On oublie peu à peu l'objet concret repoussant, notamment grâce à la périphrase qui
désigne les insectes : « Et ce monde » (v. 25).
Strophe 8:
Une nouvelle analogie, avec l'art pictural cette fois, donnée par la métaphore filée de la
peinture : « Une ébauche » (v.30) ; « Sur la toile » (v.31). Baudelaire efface l'horreur, la
transforme artistiquement.

Strophe 9:
L’aboutissement de cette abstraction poétique graduelle est un retour brutal à la réalité,
La crudité du spectacle reprend ses droits dans cette strophe, avec la mention de la
chienne qui se nourrit du cadavre. L'horreur est surtout ramenée par le détail évoquant
le démembrement de la carcasse : « reprendre au squelette / Le morceau qu’elle avait
lâché » (v.36), Ce mélange de la vie et de la mort est également un élément susceptible
de créer la répulsion.
III. Des thèmes et une conception du genre hérités de la tradition poétique
détournés par l’ironie (strophes 10 à 12):

Strophe 10:
Le tiret, le connecteur « Et pourtant » (v.37) et l'adresse à sa destinataire « vous serez » (v.
37) marquent un nouveau temps dans le poème. Le passage au futur simple (de
l'indicatif) indique également un changement de registre : le poète était dans la
remémoration, il est maintenant dans la prédiction. La désignation de la femme aimée,,
sur deux vers, est empathique et repose sur des lieux communs : « Étoile de mes yeux,
soleil de ma nature, […] mon ange, ma passion » (v.39-40). Leur accumulation provoque
une ironie profonde, renforcée par la forme exclamative. La femme est louée mais en
même temps promise au sort de la charogne, qui est une image de son futur. Ce dernier
mouvement constitue donc une prophétie cruelle.

Strophe 11:
La périphrase « après les derniers sacrements » (v. 42) semble adoucir l'idée de mort,
mais cet euphémisme est contredit ensuite par la description précise de la
décomposition : « Moisir parmi les ossements » (v. 44)..

Strophe 12:
La juxtaposition d’une scène macabre et d’une scène érotique est reprise ici : « dites à la
vermine / Qui vous mangera de baisers » (v.45) : la métaphore « qui vous mangera de
baisers » (v.46) met en relation la destruction de la vermine qui dévore, avec une image
érotique donnée par l'expression « manger de baisers ».
Baudelaire utilise le motif du Carpe diem, puisqu'il associé les thèmes de l’amour et de
la mort.
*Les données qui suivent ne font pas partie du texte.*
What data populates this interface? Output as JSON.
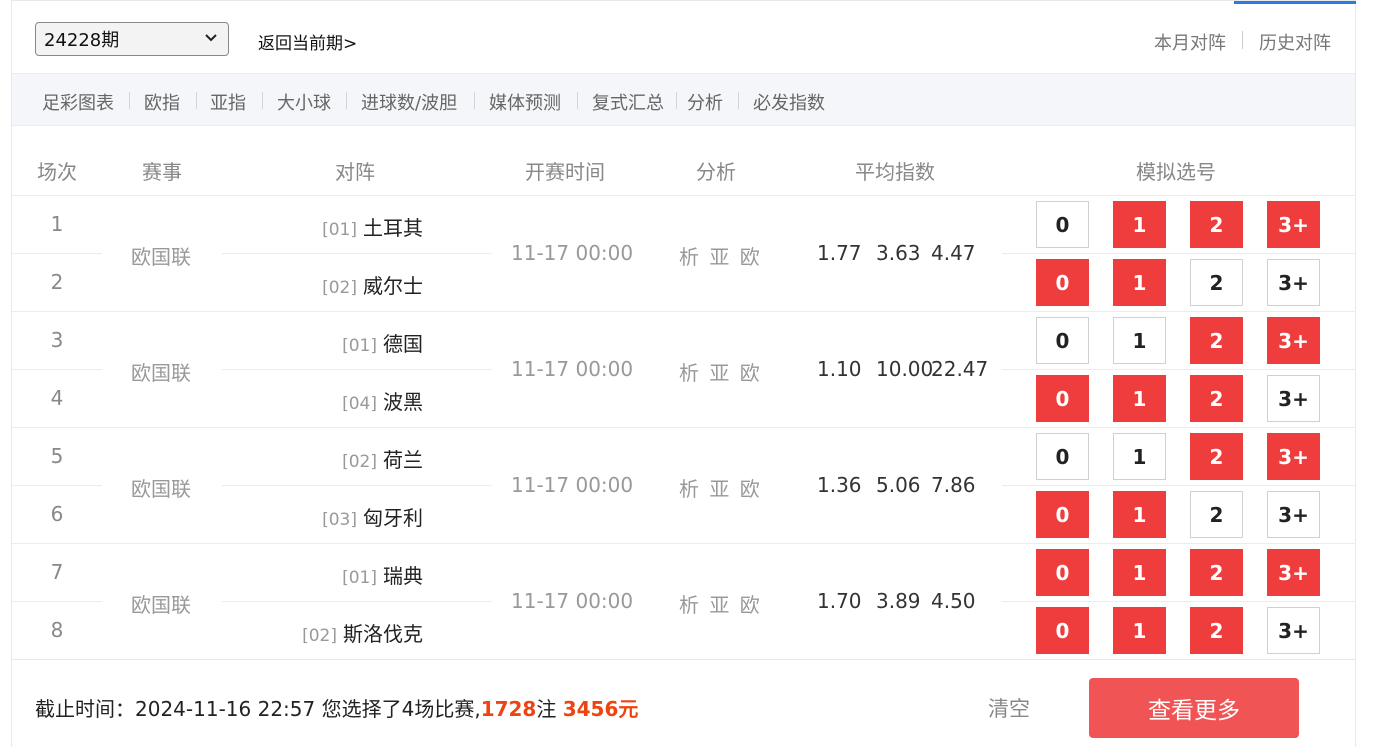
{
  "header": {
    "issue": "24228期",
    "back_link": "返回当前期>",
    "links": [
      "本月对阵",
      "历史对阵"
    ]
  },
  "nav": [
    "足彩图表",
    "欧指",
    "亚指",
    "大小球",
    "进球数/波胆",
    "媒体预测",
    "复式汇总",
    "分析",
    "必发指数"
  ],
  "table": {
    "headers": [
      "场次",
      "赛事",
      "对阵",
      "开赛时间",
      "分析",
      "平均指数",
      "模拟选号"
    ],
    "choices": [
      "0",
      "1",
      "2",
      "3+"
    ],
    "matches": [
      {
        "league": "欧国联",
        "time": "11-17 00:00",
        "analysis": "析 亚 欧",
        "odds": [
          "1.77",
          "3.63",
          "4.47"
        ],
        "teams": [
          {
            "idx": "1",
            "code": "[01]",
            "name": "土耳其",
            "selected": [
              false,
              true,
              true,
              true
            ]
          },
          {
            "idx": "2",
            "code": "[02]",
            "name": "威尔士",
            "selected": [
              true,
              true,
              false,
              false
            ]
          }
        ]
      },
      {
        "league": "欧国联",
        "time": "11-17 00:00",
        "analysis": "析 亚 欧",
        "odds": [
          "1.10",
          "10.00",
          "22.47"
        ],
        "teams": [
          {
            "idx": "3",
            "code": "[01]",
            "name": "德国",
            "selected": [
              false,
              false,
              true,
              true
            ]
          },
          {
            "idx": "4",
            "code": "[04]",
            "name": "波黑",
            "selected": [
              true,
              true,
              true,
              false
            ]
          }
        ]
      },
      {
        "league": "欧国联",
        "time": "11-17 00:00",
        "analysis": "析 亚 欧",
        "odds": [
          "1.36",
          "5.06",
          "7.86"
        ],
        "teams": [
          {
            "idx": "5",
            "code": "[02]",
            "name": "荷兰",
            "selected": [
              false,
              false,
              true,
              true
            ]
          },
          {
            "idx": "6",
            "code": "[03]",
            "name": "匈牙利",
            "selected": [
              true,
              true,
              false,
              false
            ]
          }
        ]
      },
      {
        "league": "欧国联",
        "time": "11-17 00:00",
        "analysis": "析 亚 欧",
        "odds": [
          "1.70",
          "3.89",
          "4.50"
        ],
        "teams": [
          {
            "idx": "7",
            "code": "[01]",
            "name": "瑞典",
            "selected": [
              true,
              true,
              true,
              true
            ]
          },
          {
            "idx": "8",
            "code": "[02]",
            "name": "斯洛伐克",
            "selected": [
              true,
              true,
              true,
              false
            ]
          }
        ]
      }
    ]
  },
  "footer": {
    "deadline_label": "截止时间：",
    "deadline": "2024-11-16 22:57",
    "selected_text_a": "您选择了4场比赛,",
    "bets": "1728",
    "bets_unit": "注",
    "amount": "3456元",
    "clear": "清空",
    "more": "查看更多"
  },
  "colors": {
    "selected": "#ef3d3d",
    "accent_tab": "#2c7be5",
    "highlight_text": "#ee4411",
    "more_button": "#f05454"
  }
}
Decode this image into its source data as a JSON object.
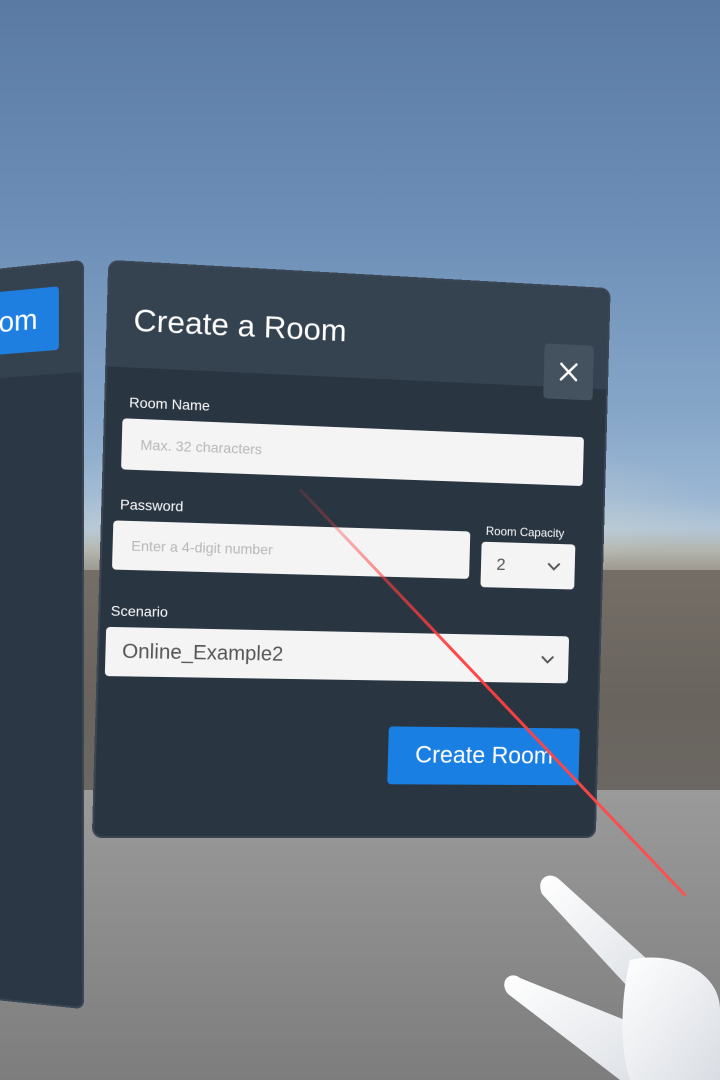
{
  "left_panel": {
    "button_label": "om"
  },
  "dialog": {
    "title": "Create a Room",
    "close_icon": "close-icon",
    "room_name": {
      "label": "Room Name",
      "placeholder": "Max. 32 characters",
      "value": ""
    },
    "password": {
      "label": "Password",
      "placeholder": "Enter a 4-digit number",
      "value": ""
    },
    "room_capacity": {
      "label": "Room Capacity",
      "selected": "2"
    },
    "scenario": {
      "label": "Scenario",
      "selected": "Online_Example2"
    },
    "create_button_label": "Create Room"
  },
  "colors": {
    "panel_bg": "#2a3542",
    "panel_header": "#354250",
    "accent_blue": "#1a7fe2",
    "laser_red": "#ff3c3c"
  }
}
À la fin du poème, Baudelaire met en évidence la capacité de sublimation de
l'art qui seul peut préserver la beauté de la femme : " Que j'ai gardé l'amour et l'essence
divine / De mes amours décomposés"

Conclusion:
Pour conclure nous avons dans cette explication linéaire que Baudelaire passe par
plusieurs étapes: tout d’abord, un spectacle suscitant à la fois répulsion et fascination,
ensuite une résurrection artistique et enfin des thèmes et une conception de genre
hérités de la tradition poétique et détourné par l' ironie.
Ainsi, à travers ce long poème, Baudelaire se livre à un faux poème lyrique. En effet, la
promenade amoureuse se transforme en provocation cynique. Le poète évoque la mort
de sa bien-aimée de façon répugnante, sordide. Pourtant, à travers l’écriture poétique, il
parvient à transfigurer la laideur en beauté sonore. Faut-il voir dans ce poème un
memento mori? Un carpe diem rappelant en creux qu’il faut profiter de l’instant présent car
la jeunesse et l’amour ne sont pas éternels?